Published April 13, 2012
Former Best Buy CEO Brian Dunn caused a media stir this week, resigning amid allegations of personal misconduct. The company is currently investigating whether he had an inappropriate relationship with a subordinate—but more is at stake than Dunn’s reputation. Some argue Best Buy’s image has been tarnished in the process, shining light on the issues that come along with being the public face of a brand.
No matter how small your business, brand image should always be top of mind. So, as an entrepreneur or small business owner, it’s important to remember your decisions impact more than just your own personal life, according to Diane Pfadenhauer, president of Employment Practices Advisors.
Whether Dunn is guilty of the allegations being made against him is irrelevant, she said. What’s important is that it has caused a media firestorm and he has broken the golden rule—“don’t embarrass your company.”
“When you are the face of a company, the reputation of that company hinges on you,” Pfadenhauer said. “When you act without integrity, you cast a shadow over the whole organization.”
A small business owner’s personal misdeeds may not make the cover of USA Today or the New York Times, but it can easily be scooped up by local media and impact how your brand is perceived throughout the community, she said. This is classic water-cooler gossip, and can leave a lasting imprint on your company.
“A company like Best Buy, what they need to be focusing on is turning the [brand] around,” Pfadenhauer said. “And no one is saying good things about them now; they are talking about the scandal.”
And perception sometimes weighs more than reality.
“The very question of impropriety [can] result in people being terminated, and the perception can be more damaging to the company than the actual misconduct,” she said.

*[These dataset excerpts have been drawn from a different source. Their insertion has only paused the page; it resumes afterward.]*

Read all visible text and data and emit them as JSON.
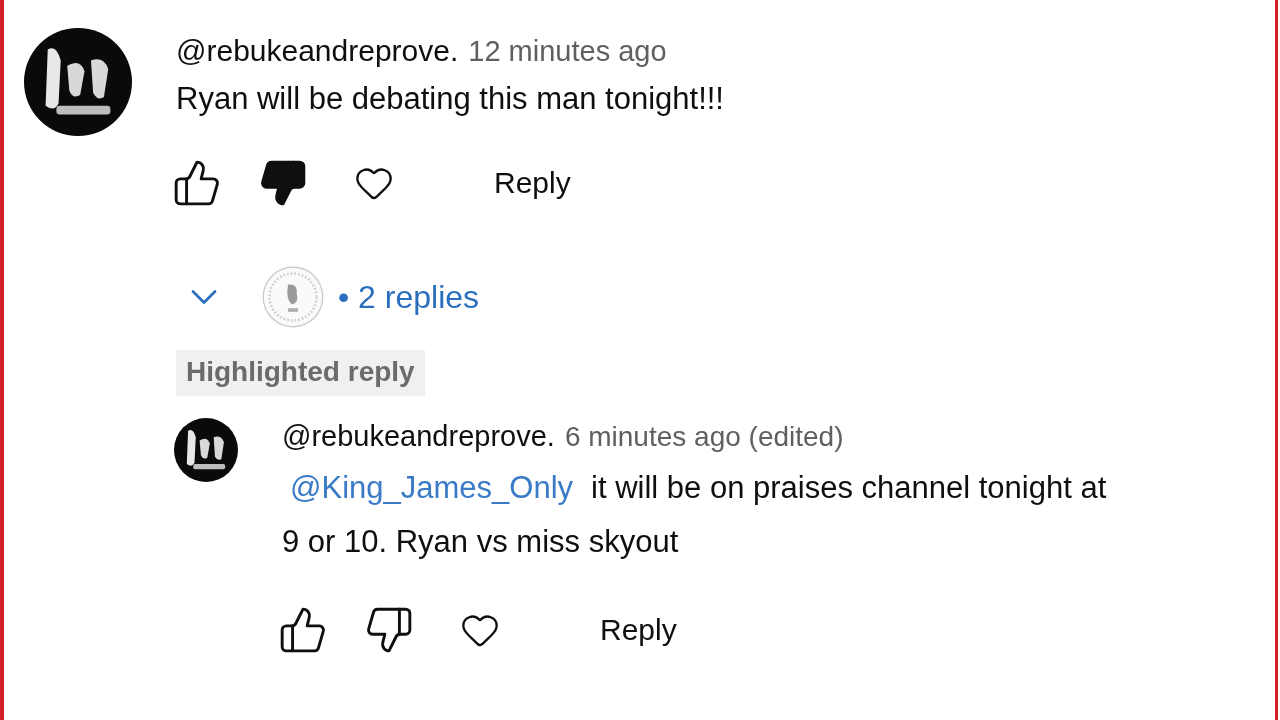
{
  "comment": {
    "author": "@rebukeandreprove.",
    "time": "12 minutes ago",
    "text": "Ryan will be debating this man tonight!!!",
    "liked": false,
    "disliked": true,
    "hearted": false,
    "reply_button": "Reply"
  },
  "replies_toggle": {
    "expanded": false,
    "separator": "•",
    "label": "2 replies"
  },
  "highlight_badge": "Highlighted reply",
  "reply": {
    "author": "@rebukeandreprove.",
    "time": "6 minutes ago (edited)",
    "mention": "@King_James_Only",
    "text": "it will be on praises channel tonight at 9 or 10. Ryan vs miss skyout",
    "liked": false,
    "disliked": false,
    "hearted": false,
    "reply_button": "Reply"
  }
}
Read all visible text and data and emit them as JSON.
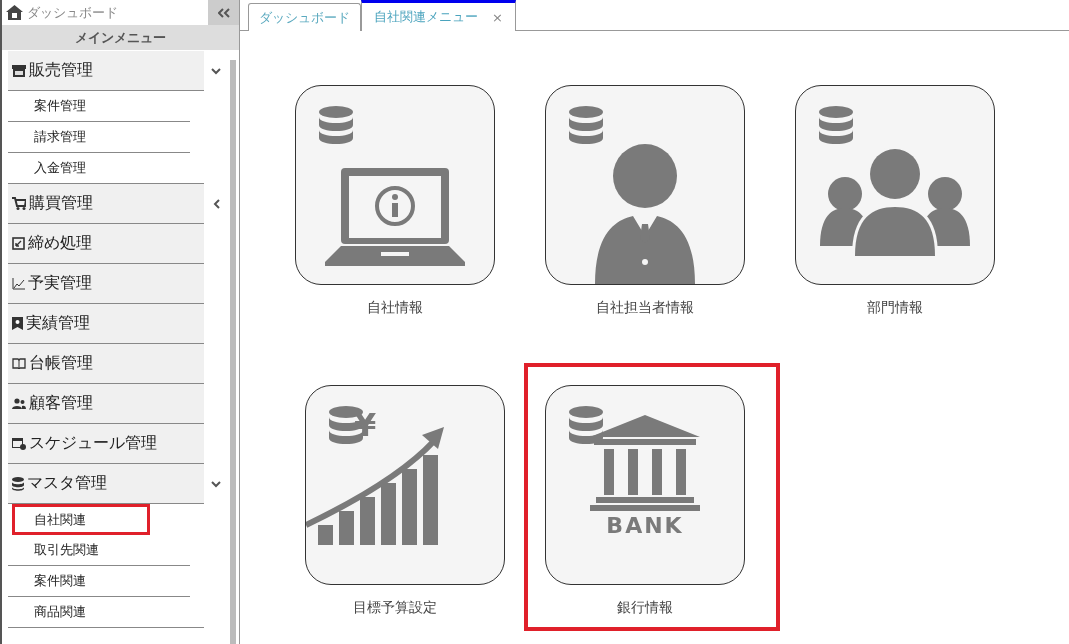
{
  "sidebar": {
    "home_link": "ダッシュボード",
    "title": "メインメニュー",
    "groups": [
      {
        "label": "販売管理",
        "expanded": true,
        "children": [
          {
            "label": "案件管理",
            "highlighted": false
          },
          {
            "label": "請求管理",
            "highlighted": false
          },
          {
            "label": "入金管理",
            "highlighted": false
          }
        ]
      },
      {
        "label": "購買管理",
        "expanded": false
      },
      {
        "label": "締め処理"
      },
      {
        "label": "予実管理"
      },
      {
        "label": "実績管理"
      },
      {
        "label": "台帳管理"
      },
      {
        "label": "顧客管理"
      },
      {
        "label": "スケジュール管理"
      },
      {
        "label": "マスタ管理",
        "expanded": true,
        "children": [
          {
            "label": "自社関連",
            "highlighted": true
          },
          {
            "label": "取引先関連",
            "highlighted": false
          },
          {
            "label": "案件関連",
            "highlighted": false
          },
          {
            "label": "商品関連",
            "highlighted": false
          }
        ]
      }
    ]
  },
  "tabs": [
    {
      "label": "ダッシュボード",
      "selected": false
    },
    {
      "label": "自社関連メニュー",
      "selected": true,
      "close": "×"
    }
  ],
  "tiles": [
    {
      "label": "自社情報",
      "kind": "laptop",
      "highlighted": false
    },
    {
      "label": "自社担当者情報",
      "kind": "person",
      "highlighted": false
    },
    {
      "label": "部門情報",
      "kind": "group",
      "highlighted": false
    },
    {
      "label": "目標予算設定",
      "kind": "budget",
      "highlighted": false,
      "symbol": "¥"
    },
    {
      "label": "銀行情報",
      "kind": "bank",
      "highlighted": true,
      "sign": "BANK"
    }
  ]
}
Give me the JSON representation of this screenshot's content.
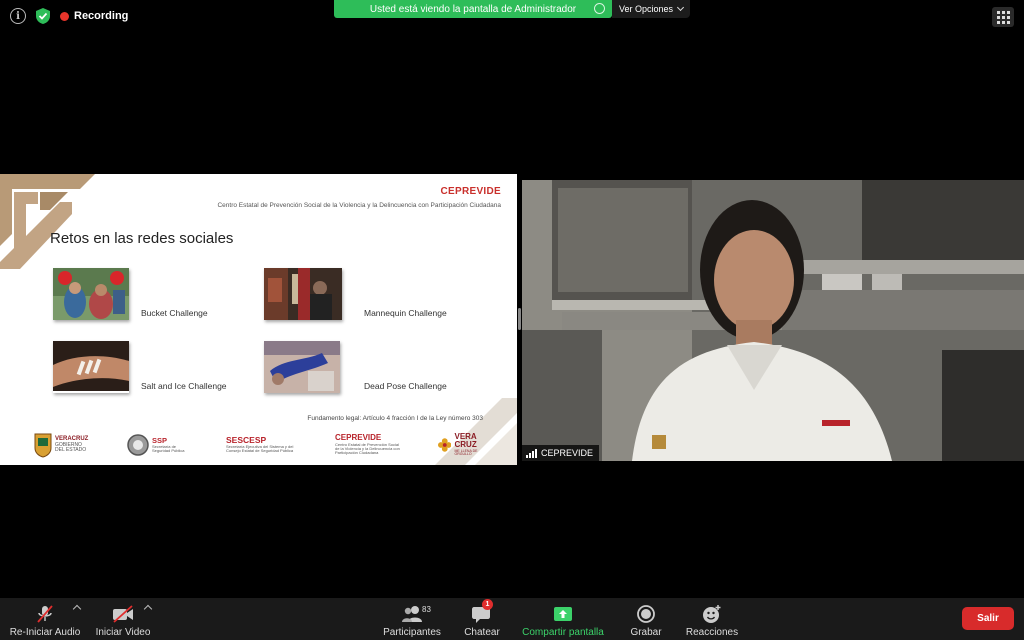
{
  "top": {
    "recording_label": "Recording",
    "share_banner": "Usted está viendo la pantalla de Administrador",
    "view_options": "Ver Opciones"
  },
  "slide": {
    "brand": "CEPREVIDE",
    "brand_subtitle": "Centro Estatal de Prevención Social de la Violencia y la Delincuencia con Participación Ciudadana",
    "title": "Retos en las redes sociales",
    "challenges": [
      {
        "label": "Bucket Challenge"
      },
      {
        "label": "Mannequin Challenge"
      },
      {
        "label": "Salt and Ice Challenge"
      },
      {
        "label": "Dead Pose Challenge"
      }
    ],
    "legal": "Fundamento legal: Artículo 4 fracción I de la Ley número 303",
    "logos": {
      "veracruz_gov": [
        "VERACRUZ",
        "GOBIERNO",
        "DEL ESTADO"
      ],
      "ssp": {
        "main": "SSP",
        "sub": [
          "Secretaría de",
          "Seguridad Pública"
        ]
      },
      "sescesp": {
        "main": "SESCESP",
        "sub": [
          "Secretaría Ejecutiva del Sistema y del",
          "Consejo Estatal de Seguridad Pública"
        ]
      },
      "ceprevide": {
        "main": "CEPREVIDE",
        "sub": [
          "Centro Estatal de Prevención Social",
          "de la Violencia y la Delincuencia con",
          "Participación Ciudadana"
        ]
      },
      "veracruz": {
        "main": [
          "VERA",
          "CRUZ"
        ],
        "sub": "ME LLENA DE ORGULLO"
      }
    }
  },
  "camera": {
    "participant_name": "CEPREVIDE"
  },
  "toolbar": {
    "audio": "Re-Iniciar Audio",
    "video": "Iniciar Video",
    "participants": "Participantes",
    "participants_count": "83",
    "chat": "Chatear",
    "chat_badge": "1",
    "share": "Compartir pantalla",
    "record": "Grabar",
    "reactions": "Reacciones",
    "exit": "Salir"
  },
  "colors": {
    "share_banner": "#2ebd59",
    "brand_red": "#c9302c",
    "exit_button": "#d82b2b",
    "share_icon_green": "#3cd26a"
  }
}
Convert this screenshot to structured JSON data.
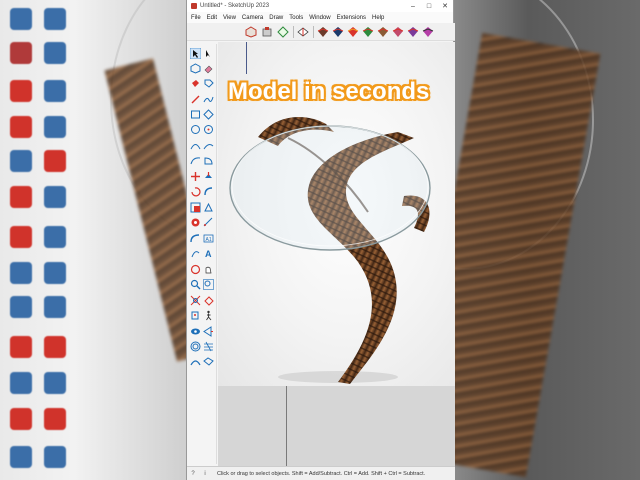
{
  "window": {
    "title": "Untitled* - SketchUp 2023",
    "controls": {
      "minimize": "–",
      "maximize": "□",
      "close": "✕"
    }
  },
  "menu": {
    "items": [
      "File",
      "Edit",
      "View",
      "Camera",
      "Draw",
      "Tools",
      "Window",
      "Extensions",
      "Help"
    ]
  },
  "overlay": {
    "headline": "Model in seconds",
    "headline_color": "#ffffff",
    "headline_outline": "#f29b1d"
  },
  "status": {
    "icons": [
      "?",
      "i"
    ],
    "message": "Click or drag to select objects. Shift = Add/Subtract. Ctrl = Add. Shift + Ctrl = Subtract."
  },
  "toolbar_icons": [
    "warehouse-icon",
    "extension-warehouse-icon",
    "3d-text-icon",
    "layout-icon",
    "material-icon",
    "style-red-icon",
    "style-blue-icon",
    "style-orange-icon",
    "style-green-icon",
    "style-brown-icon",
    "style-pink-icon",
    "style-purple-icon"
  ],
  "colors": {
    "accent": "#1e73be",
    "tool_red": "#d9332b",
    "tool_blue": "#1e6fb8"
  }
}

And, while you may have started the company and see yourself as having the right to conduct yourself in any way you see fit, Pfadenhauer said this is completely untrue. Your employees rely on the well-being of your company for support, and overlooking this is not a good business model.
“If you adopt that mentality, then don’t hire people,” Pfadenhauer said. “People are feeding their families, paying their mortgages and sending their kids to college, all depending on the livelihood of your company.”